Bunun bir nedeni var. Çok kasıtlı bir şey. Oyuncular ne kadar iyi eğitilirse, düellolarda o kadar atletik, hızlı ve sert olurlar, kendilerini o kadar etkisiz hale getirirler. Bu kesinlikle yüksek düzeydedir. Çünkü bazen topları ve sıraları ileri geri itmek yozlaşır ve tüm antrenörler bile bundan hoşlanmaz. Saf taktik bağımlısı olmadıkları sürece.
Her zaman olduğu gibi, daha fazla heyecan, daha fazla türbülans, ceza sahası ve kale önünde daha fazla hareket söz konusu. Bu yüzden kurallar ve onlarla birlikte oyunun tamamı değiştirildi. Özellikle kaleciler için. Daha eski nesiller, kalecilerin topu güvenli bir şekilde yakaladıktan sonra durmadan topa vurduklarını, hile yaparak ceza sahasının ön kenarına doğru ilerlediklerini ve topu orta saha çizgisine kadar itmek için tüm güçlerini kullandıklarını hatırlayacaklardır (çok az ileri, hap bugün olduğundan önemli ölçüde daha ağır). Zaman sınırı mı? HAYIR.
Bundan sonra ve gittikçe kısalan aralıklarla gelen şey şuydu: Takım arkadaşı tarafından kontrollü bir şekilde oynanan kalecinin topu eliyle almasına artık izin verilmeyen geri pas kuralı. cezasız olarak taç atışı; Kalecinin elinde topla yalnızca dört adım atmasına izin verildiği, ancak ayaktaysa herhangi bir adım atmadığı dört adım kuralı; Bu nedenle: kalecinin artık topa vurmasına gerek olmadığı, ancak süre sınırını aşmaksızın mümkün olduğu kadar çok adım atmasına izin verildiği altı saniye kuralı.
Bir kaleci için işleri daha da tehlikeli hale getiren şey, kale vuruşu durumunda topun sadece ceza alanını terk edene kadar oyunda olmamasıdır. Her oyunda kale vuruşunun kısa yapıldığı, çoğu zaman sadece birkaç metre olduğu ve dolayısıyla ceza alanı içerisinde olduğu görülebilir. Ancak top ayaktan çıkar çıkmaz, başlangıçta eskisi gibi 16'nın dışında kalması gereken rakiplerin müdahale etmesine izin veriliyor.
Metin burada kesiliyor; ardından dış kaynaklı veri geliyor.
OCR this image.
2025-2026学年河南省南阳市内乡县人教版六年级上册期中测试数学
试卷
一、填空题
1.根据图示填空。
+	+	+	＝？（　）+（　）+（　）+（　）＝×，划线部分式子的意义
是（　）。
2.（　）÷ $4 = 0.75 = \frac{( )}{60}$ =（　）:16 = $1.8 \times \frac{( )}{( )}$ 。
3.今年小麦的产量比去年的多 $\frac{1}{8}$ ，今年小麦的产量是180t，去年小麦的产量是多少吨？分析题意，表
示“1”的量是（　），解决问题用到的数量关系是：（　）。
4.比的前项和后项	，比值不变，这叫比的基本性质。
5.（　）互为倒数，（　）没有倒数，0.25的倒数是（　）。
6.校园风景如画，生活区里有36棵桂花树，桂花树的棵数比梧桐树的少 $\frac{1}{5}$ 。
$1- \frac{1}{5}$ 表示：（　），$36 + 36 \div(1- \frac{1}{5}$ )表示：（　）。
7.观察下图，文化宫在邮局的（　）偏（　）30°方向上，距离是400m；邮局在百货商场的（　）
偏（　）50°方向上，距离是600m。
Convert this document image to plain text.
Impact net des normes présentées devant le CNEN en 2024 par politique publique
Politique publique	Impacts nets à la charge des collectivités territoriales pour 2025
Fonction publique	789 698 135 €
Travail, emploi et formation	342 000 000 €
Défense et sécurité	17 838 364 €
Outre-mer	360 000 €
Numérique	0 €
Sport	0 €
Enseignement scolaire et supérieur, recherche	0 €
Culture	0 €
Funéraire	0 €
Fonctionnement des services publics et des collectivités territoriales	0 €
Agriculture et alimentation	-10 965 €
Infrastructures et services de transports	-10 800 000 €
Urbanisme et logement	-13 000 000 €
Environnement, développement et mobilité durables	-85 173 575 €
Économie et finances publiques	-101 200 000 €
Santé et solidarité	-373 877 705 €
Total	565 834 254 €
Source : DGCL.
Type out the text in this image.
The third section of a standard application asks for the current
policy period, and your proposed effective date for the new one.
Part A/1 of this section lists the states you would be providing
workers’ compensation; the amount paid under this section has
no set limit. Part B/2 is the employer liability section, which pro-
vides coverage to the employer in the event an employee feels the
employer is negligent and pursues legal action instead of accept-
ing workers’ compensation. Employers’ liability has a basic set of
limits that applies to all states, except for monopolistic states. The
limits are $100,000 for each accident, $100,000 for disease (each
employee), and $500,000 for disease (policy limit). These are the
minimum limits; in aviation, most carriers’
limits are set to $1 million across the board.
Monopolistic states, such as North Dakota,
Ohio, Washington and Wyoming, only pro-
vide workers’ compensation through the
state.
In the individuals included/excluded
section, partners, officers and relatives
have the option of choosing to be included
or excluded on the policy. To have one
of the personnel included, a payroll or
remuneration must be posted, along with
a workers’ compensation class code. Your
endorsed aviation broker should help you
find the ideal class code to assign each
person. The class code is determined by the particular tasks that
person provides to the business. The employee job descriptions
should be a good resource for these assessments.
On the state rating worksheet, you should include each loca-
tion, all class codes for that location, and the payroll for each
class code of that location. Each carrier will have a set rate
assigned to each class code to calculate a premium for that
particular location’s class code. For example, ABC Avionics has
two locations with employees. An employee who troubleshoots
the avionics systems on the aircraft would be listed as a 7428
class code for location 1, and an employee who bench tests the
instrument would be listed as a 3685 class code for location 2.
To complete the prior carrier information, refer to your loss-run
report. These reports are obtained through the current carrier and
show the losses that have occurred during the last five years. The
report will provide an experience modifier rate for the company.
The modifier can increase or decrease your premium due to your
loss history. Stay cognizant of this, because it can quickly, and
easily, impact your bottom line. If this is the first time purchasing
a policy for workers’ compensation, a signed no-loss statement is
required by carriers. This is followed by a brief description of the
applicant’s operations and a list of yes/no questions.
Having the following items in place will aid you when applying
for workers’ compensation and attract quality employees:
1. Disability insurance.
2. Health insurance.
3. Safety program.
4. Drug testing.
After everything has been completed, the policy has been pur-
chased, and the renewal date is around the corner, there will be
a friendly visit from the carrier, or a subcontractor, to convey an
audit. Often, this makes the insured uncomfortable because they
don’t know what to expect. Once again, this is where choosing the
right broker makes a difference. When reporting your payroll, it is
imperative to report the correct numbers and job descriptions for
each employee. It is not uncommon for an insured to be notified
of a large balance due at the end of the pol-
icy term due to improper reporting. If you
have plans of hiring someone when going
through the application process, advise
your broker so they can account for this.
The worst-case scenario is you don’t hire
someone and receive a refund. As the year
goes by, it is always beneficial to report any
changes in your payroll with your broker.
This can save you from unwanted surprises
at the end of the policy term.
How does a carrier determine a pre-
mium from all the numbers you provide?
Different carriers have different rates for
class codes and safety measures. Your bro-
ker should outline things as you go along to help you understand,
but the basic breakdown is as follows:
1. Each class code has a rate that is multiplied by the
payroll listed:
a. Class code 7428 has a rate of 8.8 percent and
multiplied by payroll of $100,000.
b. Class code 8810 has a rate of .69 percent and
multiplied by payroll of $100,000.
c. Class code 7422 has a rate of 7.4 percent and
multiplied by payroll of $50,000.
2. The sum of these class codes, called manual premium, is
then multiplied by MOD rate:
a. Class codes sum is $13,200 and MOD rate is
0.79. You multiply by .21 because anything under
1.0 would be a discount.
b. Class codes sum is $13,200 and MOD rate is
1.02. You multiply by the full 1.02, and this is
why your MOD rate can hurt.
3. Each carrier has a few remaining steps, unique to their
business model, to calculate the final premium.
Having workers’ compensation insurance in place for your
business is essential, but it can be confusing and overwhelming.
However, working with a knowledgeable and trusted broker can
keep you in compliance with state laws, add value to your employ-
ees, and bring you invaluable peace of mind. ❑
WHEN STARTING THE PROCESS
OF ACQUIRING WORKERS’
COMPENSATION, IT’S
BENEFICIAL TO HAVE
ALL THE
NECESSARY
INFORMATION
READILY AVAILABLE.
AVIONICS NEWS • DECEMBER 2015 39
Kaleciler giderek daha çok takım arkadaşlarına benziyor
Ayrıca her takım topa sahip olma futboluna yöneliktir. İngilizlerin arka alanda, yani savunma üçlüsünde kullandığı “önce güvenlik” yaklaşımı kullanılırken, bu “önce güvenlik” yaklaşımı topa sahip olmak için zaman zaman feda ediliyor. Hatta bazı zevklere göre oldukça anlamsız.
Yıllar geçtikçe, bir kaleci sadece elleri ve yumruklarını iyi kullanmakla kalmayıp aynı zamanda ayakları konusunda da gerçek bir teknik repertuar edinmiş olması gereken bir takım arkadaşı haline geldi. Ancak yine de bir miktar dikkatsizlik mevcut ve gözlemcilerin kalpleri ve nefesleri bazen neredeyse duracak gibi oluyor. Çoğu zaman iyi gider. Ancak bu özel durumda Frederik Rönnow'un sonu oldu.
İşin iyi yanı, bunun nadiren iki kez gerçekleşmesi ve kesinlikle art arda iki oyunda olmamasıdır. En azından bu, Cumartesi günü An der Alten Försterei stadyumunda alt takım VfL Bochum'a karşı oynanacak çığır açıcı maç için umut veriyor. Sezonun beşincisi olan temiz bir sayfayla Rönnow, mümkün olan tüm cevapların en iyisini verecekti.